Figure 2: CTA images demonstrating a large left atrial mass extending into the pericardial sac (A) with associated pericardial effusion and bilateral pleural effusions.  The left lower lobe pulmonary vein is occluded with early invasion versus compression of the left upper lobe pulmonary vein.  Color rendering (B) further illustrates the mass extending to the mitral valve without significant left ventricular involvement.

Imaging was most consistent with a primary cardiac tumor, suspected to represent sarcoma.  Metastatic disease was felt to be less likely, given the absence of additional foci of abnormal FDG uptake on PET/CT.  The patient underwent minimally invasive right anterior thoracotomy with biopsy of the left atrial mass and performance of a pericardial window.  Pathologic evaluation was consistent with high-grade sarcoma. (Figure 3)

Figure 3: Pathologic evaluation of the left atrial mass demonstrates abundant mitotic figures and occasional apoptoses amongst a background of spindle cells, consistent with high-grade sarcoma.

Primary cardiac tumors are exceedingly rare, with an incidence of less than 0.03%, and greater than 75% of these are benign.(1) Nearly all primary malignant cardiac tumors are sarcomas.(2) Angiosarcoma is the most common pathologic subtype and typically involves the right atrium, while the less common undifferentiated sarcoma is more often seen in the left atrium.(3) Though patients may be asymptomatic until the disease reaches an advanced stage, they most often present with refractory heart failure, often with an associated pericardial effusion.(4)

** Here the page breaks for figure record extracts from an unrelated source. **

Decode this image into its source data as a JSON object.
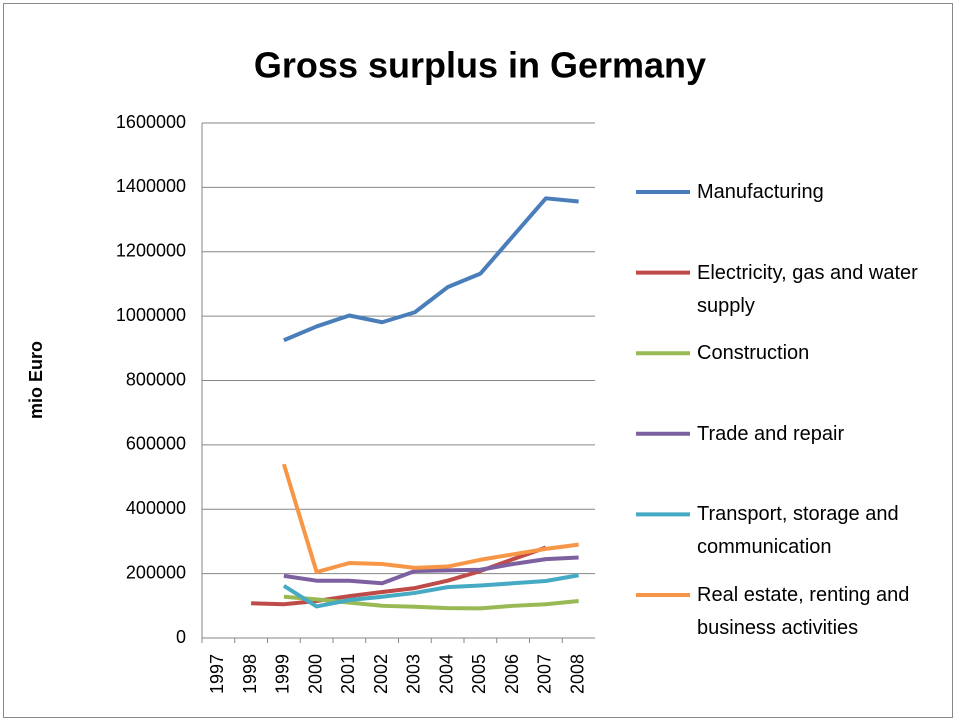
{
  "chart_data": {
    "type": "line",
    "title": "Gross surplus in Germany",
    "y_label": "mio Euro",
    "categories": [
      "1997",
      "1998",
      "1999",
      "2000",
      "2001",
      "2002",
      "2003",
      "2004",
      "2005",
      "2006",
      "2007",
      "2008"
    ],
    "series": [
      {
        "name": "Manufacturing",
        "color": "#4a7ebb",
        "values": [
          null,
          null,
          925000,
          968000,
          1002000,
          981000,
          1012000,
          1090000,
          1132000,
          1249000,
          1366000,
          1356000
        ]
      },
      {
        "name": "Electricity, gas and water supply",
        "color": "#be4b48",
        "values": [
          null,
          108000,
          105000,
          115000,
          130000,
          143000,
          155000,
          178000,
          208000,
          245000,
          281000,
          null
        ]
      },
      {
        "name": "Construction",
        "color": "#98b954",
        "values": [
          null,
          null,
          128000,
          120000,
          110000,
          100000,
          97000,
          93000,
          92000,
          100000,
          105000,
          115000
        ]
      },
      {
        "name": "Trade and repair",
        "color": "#7d60a0",
        "values": [
          null,
          null,
          193000,
          178000,
          178000,
          170000,
          208000,
          210000,
          212000,
          230000,
          245000,
          250000
        ]
      },
      {
        "name": "Transport, storage and communication",
        "color": "#46aac5",
        "values": [
          null,
          null,
          162000,
          98000,
          118000,
          128000,
          140000,
          158000,
          163000,
          170000,
          177000,
          195000
        ]
      },
      {
        "name": "Real estate, renting and business activities",
        "color": "#f79646",
        "values": [
          null,
          null,
          540000,
          205000,
          233000,
          230000,
          218000,
          222000,
          243000,
          260000,
          277000,
          290000
        ]
      }
    ],
    "ylim": [
      0,
      1600000
    ],
    "yticks": [
      0,
      200000,
      400000,
      600000,
      800000,
      1000000,
      1200000,
      1400000,
      1600000
    ],
    "grid": true
  }
}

Once detected, cardiac masses can be evaluated using a multitude of imaging modalities, including echocardiography, gated cardiac CTA, cardiac MRI, and even PET/CT as was performed in this case.  Gated cardiac CTA is particularly helpful in providing anatomic detail, assessing for the presence of calcifications, and for detecting vascular invasion.(5) While differentiation of benign from malignant cardiac tumors can be difficult, malignant features include size greater than 5 cm, associated pericardial effusion, broad-based attachment with ill-defined margins, and heterogeneous enhancement following contrast administration.

Commonly encountered benign lesions in the left atrium include atrial myxoma and thrombus.(1) Additionally, mass-like lipomatous hypertrophy of the interatrial septum can mimic a left atrial tumor, however fat within the lesion should be apparent on both CTA and MRI.  The prognosis for cardiac sarcoma is universally poor, with a mean survival of 9-11 months. Median survival ranges up to 24 months in patients who undergo complete resection, but remains 10 months following incomplete or no resection.(4)
1. Hoey ETD, Mankada K, Puppalaa S, Gopalan D, Sivananthanan MU. MRI and CT appearances of cardiac tumours in adults. Clinical Radiology. 2009;64:1214-30.

2. Tatli S, Lipton MJ. CT for intracardiac thrombi and tumors. The International Journal of Cardiovascular Imaging. 2005;21:115-31.

3. Araoz PA, Eklund HE, Welch tJ, Breen JF. CT and MR Imaging of Primary Cardiac Malignancies. Radiographics. 1999;19:1421-34.

4. Shanmugam G. Primary cardiac sarcoma. European Journal of Cardio-thoracic Surgery. 2006;29:925-32.

5. Buckley O, Madan R, Kwong R, Rybicki FJ, Hunsaker A. Cardiac Masses, Part 1: Imaging Strategies and Technical Considerations. AJR. 2011;197:837-41.